After four years of hard work, I defended my thesis (missing reference), of which the summary is included below, on 17 September. I experienced the day of the defence as a great day. It was very nice to see so many of my family, friends and colleagues. Thank you!
Advanced Reduction Techniques for Model Checking
Modern-day software systems are highly complex, and typically consist of a number of interacting components running in parallel. Verification methods aim to prove correctness of such systems. Model checking is a commonly used verification technique, in which a model of the system under investigation is created. Subsequently, it is checked whether this model satisfies certain properties.
Model checking suffers from the infamous state space explosion problem: the number of states in a system grows exponentially in the number of parallel components. Part of the blow-up is also due to the presence of data in descriptions of model checking problems. Typically model checkers construct the full state space, causing the approach to break down already for a small number of parallel components. Properties are then checked on the state space, either directly, or by first combining the state space with a property, leading to, for example, a Boolean equation system or a parity game. The latter step leads to a further blow up.
In this thesis techniques are developed to counter this state space explosion problem in (parameterised) Boolean equation systems and parity games. The main contributions are as follows:
A structural operational semantics is presented that can equip Boolean equation systems with arbitrary right hand sides with a graph structure, called structure graph. Classical graph structures for analysing Boolean equation systems typically restrict right hand sides to purely conjunctive or disjunctive form, essentially reducing the equation system to a parity game. We use our graphs to study the effects of this restriction on right hand sides, and show that, in the context of bisimulation, this reduction never poses a disadvantage.

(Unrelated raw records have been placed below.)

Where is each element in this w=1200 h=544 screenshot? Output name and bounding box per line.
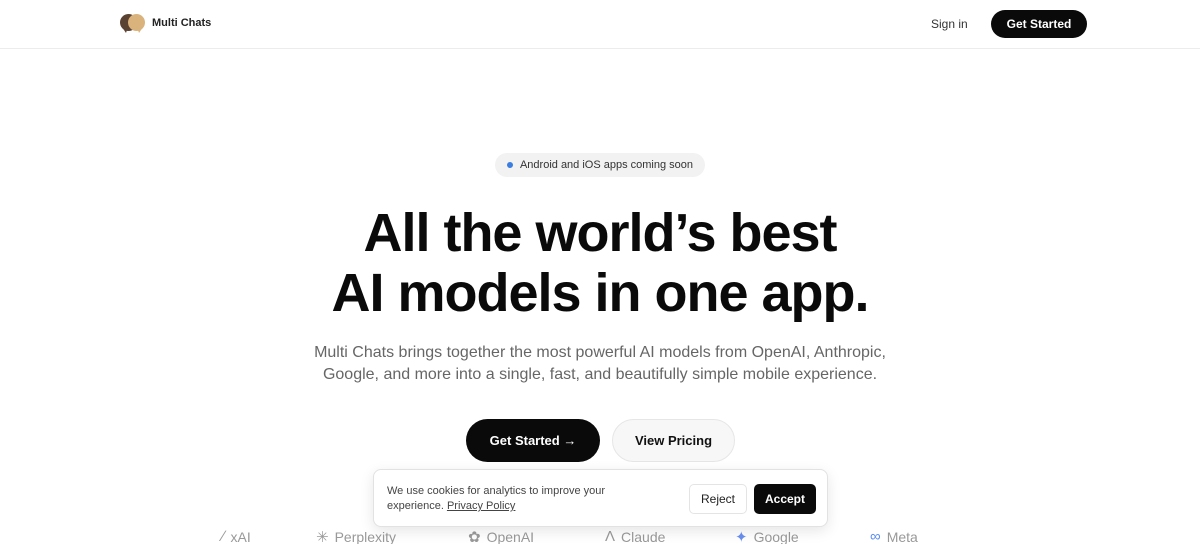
get-started-nav-button[interactable]: Get Started <box>991 10 1087 38</box>
view-pricing-button[interactable]: View Pricing <box>612 419 735 462</box>
provider-name: Google <box>753 529 799 544</box>
headline-line-1: All the world’s best <box>363 203 837 263</box>
privacy-policy-link[interactable]: Privacy Policy <box>447 500 515 512</box>
multi-chats-logo-icon <box>120 12 146 34</box>
get-started-hero-button[interactable]: Get Started → <box>466 419 600 462</box>
google-icon: ✦ <box>735 529 748 544</box>
provider-xai: ∕ xAI <box>222 528 251 544</box>
top-navbar: Multi Chats Sign in Get Started <box>0 0 1200 49</box>
provider-claude: Λ Claude <box>605 528 665 544</box>
cookie-message: We use cookies for analytics to improve … <box>387 484 657 514</box>
accept-cookies-button[interactable]: Accept <box>754 484 816 514</box>
openai-icon: ✿ <box>468 529 481 544</box>
provider-name: xAI <box>230 528 251 544</box>
brand-name: Multi Chats <box>152 17 212 29</box>
provider-perplexity: ✳ Perplexity <box>316 528 396 544</box>
meta-icon: ∞ <box>870 528 881 544</box>
announcement-badge: Android and iOS apps coming soon <box>495 153 705 177</box>
headline-line-2: AI models in one app. <box>331 263 869 323</box>
perplexity-icon: ✳ <box>316 529 329 544</box>
provider-name: Claude <box>621 528 666 544</box>
brand[interactable]: Multi Chats <box>120 12 211 34</box>
provider-meta: ∞ Meta <box>870 528 918 544</box>
cookie-banner: We use cookies for analytics to improve … <box>373 469 828 527</box>
sign-in-link[interactable]: Sign in <box>931 17 968 31</box>
provider-google: ✦ Google <box>735 528 799 544</box>
xai-icon: ∕ <box>222 528 225 544</box>
hero-headline: All the world’s best AI models in one ap… <box>0 203 1200 323</box>
reject-cookies-button[interactable]: Reject <box>689 484 747 514</box>
provider-logo-strip: ∕ xAI ✳ Perplexity ✿ OpenAI Λ Claude ✦ G… <box>0 526 1200 544</box>
provider-openai: ✿ OpenAI <box>468 528 534 544</box>
announcement-text: Android and iOS apps coming soon <box>519 159 694 171</box>
claude-icon: Λ <box>605 528 616 544</box>
provider-name: Meta <box>886 528 918 544</box>
provider-name: Perplexity <box>334 529 397 544</box>
hero-subtitle: Multi Chats brings together the most pow… <box>314 344 886 383</box>
status-dot-icon <box>506 162 513 168</box>
provider-name: OpenAI <box>486 529 535 544</box>
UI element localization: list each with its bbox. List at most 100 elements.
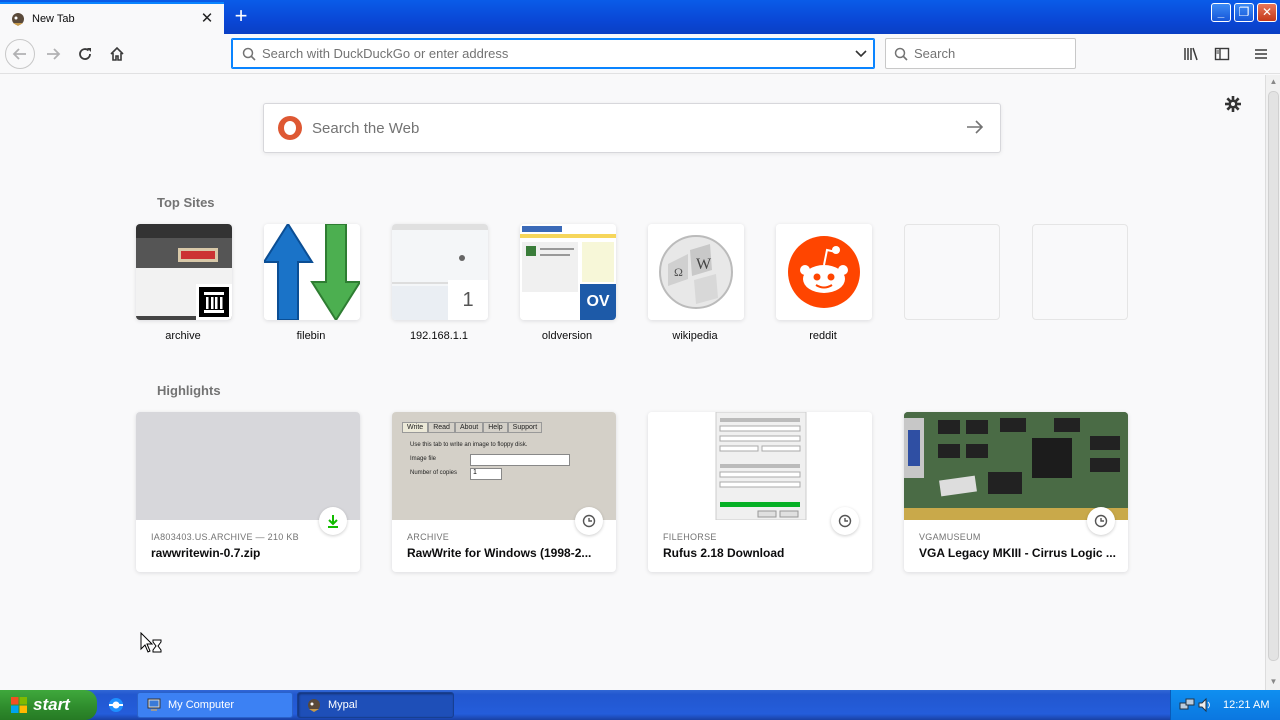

We investigate the reductions that can be achieved using strong bisimulation reduction of structure graphs, and we investigate idempotence identifying bisimulation. We show that, although it indeed identifies idempotence in a restricted subset of equation systems, it does not live up to its name for full-blown structure graphs.
The insights we gain by studying structure graphs motivate further investigation of weaker equivalences in the setting of parity games. Since the winner in parity games is determined by the infinitely often recurring priorities, intuitively, finite stretches of similar vertices can be compressed. We define the notions of stuttering equivalence and governed stuttering equivalence, and show that they preserve the winner in a parity game.
A new set of benchmarks for parity games is developed due to the unavailability of standard benchmarks. These benchmarks subsume the examples that are used for performance evaluation of solving algorithms in the literature. We provide a description of the benchmarks, and we analyse their characteristics.The efficacy of our equivalences for reducing parity games is evaluated using this set of benchmarks. It is shown that large reductions are possible, even reducing parity games to a single vertex with a self-loop. Average reductions of about 50% are achieved. Sometimes the technique allows solving parity games which cannot be solved directly; in general, however, the timing results do not show a clear advantage.
Finally, we move from a posteriori reduction of parity games, to static analysis techniques for parameterised Boolean equation systems, that allow the a priori reduction of the induced parity games. Essentially, we present a heuristic that performs a live variable analysis. We show that this analysis is more effective at reducing the complexity than existing techniques, i.e. the reductions that we obtain are larger. Correctness of our analysis is shown using a generalisation of the equivalences that we introduced for parity games and Boolean equation systems.